Tornado swirls of sand/debris, green lasers and metal claw arms surround a man crouched, wearing a metallic spiderman costume (red, gold and blue)
Credit: CNET

Review: Spider-Man: No Way Home

By Marine Ourahli

The newest Spider-Man installation doesn’t stick.

Marine is not impressed by the latest from the Marvel movie machine which saw Peter Parker bring in the profits as well as the poignancy.

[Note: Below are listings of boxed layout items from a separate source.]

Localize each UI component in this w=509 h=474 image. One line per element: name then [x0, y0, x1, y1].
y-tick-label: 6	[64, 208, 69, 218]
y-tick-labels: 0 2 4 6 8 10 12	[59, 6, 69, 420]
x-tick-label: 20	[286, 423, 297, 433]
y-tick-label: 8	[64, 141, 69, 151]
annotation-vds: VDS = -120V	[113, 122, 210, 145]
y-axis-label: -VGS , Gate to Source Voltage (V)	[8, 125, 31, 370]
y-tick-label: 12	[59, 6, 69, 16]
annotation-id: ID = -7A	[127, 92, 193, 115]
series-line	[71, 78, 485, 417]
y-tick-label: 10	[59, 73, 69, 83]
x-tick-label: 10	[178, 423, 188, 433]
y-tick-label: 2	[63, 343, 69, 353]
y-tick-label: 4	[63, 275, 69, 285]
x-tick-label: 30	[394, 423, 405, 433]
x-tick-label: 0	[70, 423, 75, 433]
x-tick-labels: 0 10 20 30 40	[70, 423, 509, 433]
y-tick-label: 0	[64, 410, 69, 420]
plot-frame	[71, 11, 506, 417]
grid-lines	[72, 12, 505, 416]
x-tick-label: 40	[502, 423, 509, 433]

The long-awaited Spider-Man: No Way Home arrived in cinemas after breaking records with its trailer being viewed 355.5m times in 24 hours, beating the record previously held by Avengers: Endgame (289m views). The film aimed to be the perfect madeleine de Proust for Spider-Man fans, reuniting the great villains that defined Sam Raimi and Marc Webb’s Spider-Man films. No Way Home had the heavy task of recapturing the interest of the public in the MCU’s-currently-unfolding, chaotic-phase four (last year saw the release of the very average Black Widow and the critically panned The Eternals). Now, I’m not a big fan of Jon Watts’s Spider-Man films (Homecoming was nice like the rest of the Marvel productions and Far from Home was passable but ultimately forgettable), so I wasn’t expecting much from this third film despite the promises that the various trailers made. I was quite scared of how Marvel was going to integrate the multiverse into this narrative, especially when this kind of exercise had already been done brilliantly in the animated film Spider-Man: Into The Spider-verse (2018).

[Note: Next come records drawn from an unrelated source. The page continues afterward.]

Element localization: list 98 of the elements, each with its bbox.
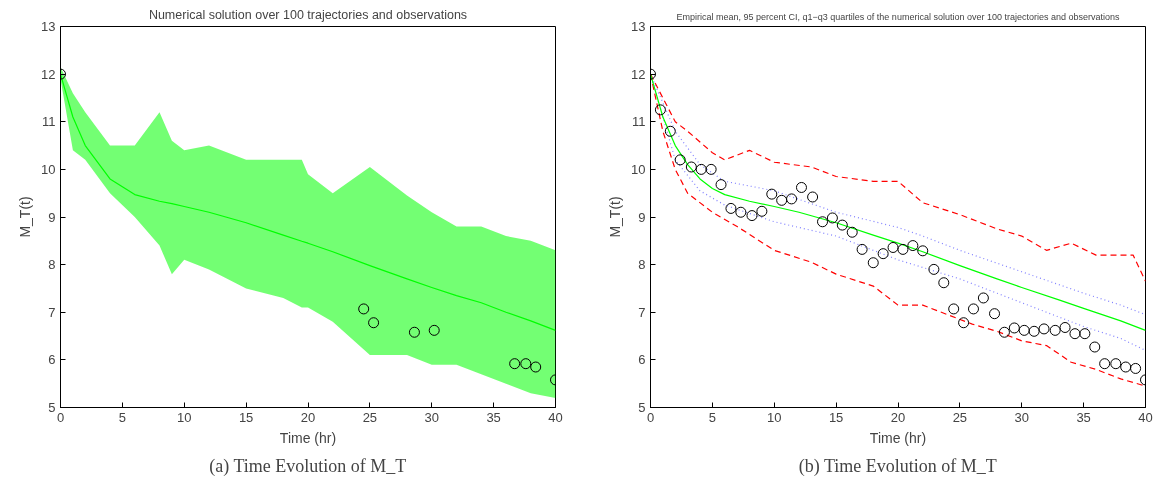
point [977,292,989,304]
y-tick-label: 10 [41,161,56,177]
point [786,193,798,205]
y-tick-label: 9 [48,209,56,225]
x-tick-label: 5 [708,409,716,425]
x-tick-label: 35 [1076,409,1091,425]
line-series [60,73,556,331]
point [776,194,788,206]
x-tick-label: 0 [646,409,655,425]
point [725,202,737,214]
x-tick-label: 5 [118,409,126,425]
point [795,181,807,193]
y-tick-label: 7 [48,304,56,320]
point [998,326,1010,338]
y-axis-title: M_T(t) [17,196,34,238]
y-tick-label: 12 [41,66,56,82]
point [1130,362,1142,374]
y-axis-title: M_T(t) [607,196,624,238]
point [989,308,1001,320]
point [358,303,370,315]
point [1069,328,1081,340]
point [1110,358,1122,370]
x-tick-label: 35 [486,409,501,425]
chart-title: Empirical mean, 95 percent CI, q1−q3 quartiles of the numerical solution over 100 trajectories and observations [676,11,1120,22]
point [807,191,819,203]
point [1120,361,1132,373]
point [766,188,778,200]
point [846,226,858,238]
chart-title: Numerical solution over 100 trajectories and observations [148,7,468,22]
x-tick-label: 30 [1014,409,1029,425]
point [746,210,758,222]
point [1089,341,1101,353]
point [1008,322,1020,334]
y-tick-label: 6 [48,352,56,368]
x-tick-label: 20 [300,409,316,425]
text: (b) Time Evolution of M_T [798,455,997,477]
y-tick-label: 13 [631,19,646,34]
point [428,324,440,336]
point [520,358,532,370]
y-tick-label: 9 [638,209,646,225]
point [817,216,829,228]
point [917,245,929,257]
x-tick-label: 40 [1138,409,1153,425]
x-tick-label: 15 [238,409,254,425]
y-tick-label: 11 [632,114,646,130]
point [530,361,542,373]
point [1099,358,1111,370]
point [408,326,420,338]
y-tick-label: 11 [42,114,56,130]
x-tick-label: 0 [56,409,65,425]
point [695,163,707,175]
y-tick-label: 12 [631,66,646,82]
x-tick-label: 25 [362,409,378,425]
point [1059,322,1071,333]
point [654,104,666,116]
y-tick-label: 8 [48,257,56,273]
x-tick-label: 15 [828,409,844,425]
point [509,358,521,370]
point [664,125,676,137]
point [715,179,727,191]
point [368,317,380,329]
point [967,303,979,315]
x-axis-title: Time (hr) [869,429,927,446]
point [756,205,768,217]
y-tick-label: 6 [638,352,646,368]
point [867,257,879,269]
point [887,241,899,253]
point [1028,325,1040,337]
point [674,154,686,166]
point [735,206,747,218]
point [877,248,889,260]
y-tick-label: 13 [41,19,56,34]
point [1018,324,1030,336]
point [705,163,717,175]
point [836,219,848,231]
point [826,212,838,224]
x-tick-label: 40 [548,409,563,425]
point [1079,328,1091,340]
point [897,243,909,255]
text: (a) Time Evolution of M_T [209,455,407,477]
point [1038,323,1050,335]
point [907,240,919,252]
point [948,303,960,315]
point [856,243,868,255]
x-tick-label: 10 [177,409,192,425]
point [928,263,940,275]
point [958,317,970,329]
y-tick-label: 8 [638,257,646,273]
x-tick-label: 20 [890,409,906,425]
x-axis-title: Time (hr) [279,429,337,446]
y-tick-label: 7 [638,304,646,320]
point [685,161,697,173]
x-tick-label: 10 [767,409,782,425]
point [938,277,950,289]
point [1049,324,1061,336]
x-tick-label: 25 [952,409,968,425]
x-tick-label: 30 [424,409,439,425]
y-tick-label: 10 [631,161,646,177]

Enough time has passed since its release, so without fear of spoilers, we can talk about the film at last. To be honest, I personally didn’t particularly like it and I don’t think I will see it again. The film lasts two and a half hours and I found its pacing very uneven. The climax takes a long time to arrive and is not that exciting. The scenario erased all drama and notion of stakes, and the characters that were not taken from the films of the past were erased and rendered non-existent. The moments that could have brought emotion to the story were flat and the qualitative performance of the actors was not enough to move me. The multiverse is presented as a pretext for slapdash fan service, driven by a fanfiction-like plotline. The villains drawn from the broader Spider-Man universe are bland, drained of the magnificence that Sam Raimi and Marc Webb’s direction brought to them. This film is a perfect representation of the outrageous and unhealthy exploitation of nostalgia that is taking place in cinema today. The figures brought back from other films are not used to serve a new reading or reinvent the characters but to extinguish them; they are merely audience winks that do not transcend. The sets were almost all done in special effects, giving an aesthetic at times worthy of video game cinema, and such artificiality made the film cold and difficult to watch. The photography did have a few flashes of brilliance but they were minimal compared to the rest of the film. ​​

The film also exists to tease us about the future Doctor Strange film coming out in May, also directed by Sam Raimi – let’s hope it will be up to the standard of the director’s older filmography. However, admittedly, I have little hope for its delivery considering the quality of recent Marvel productions.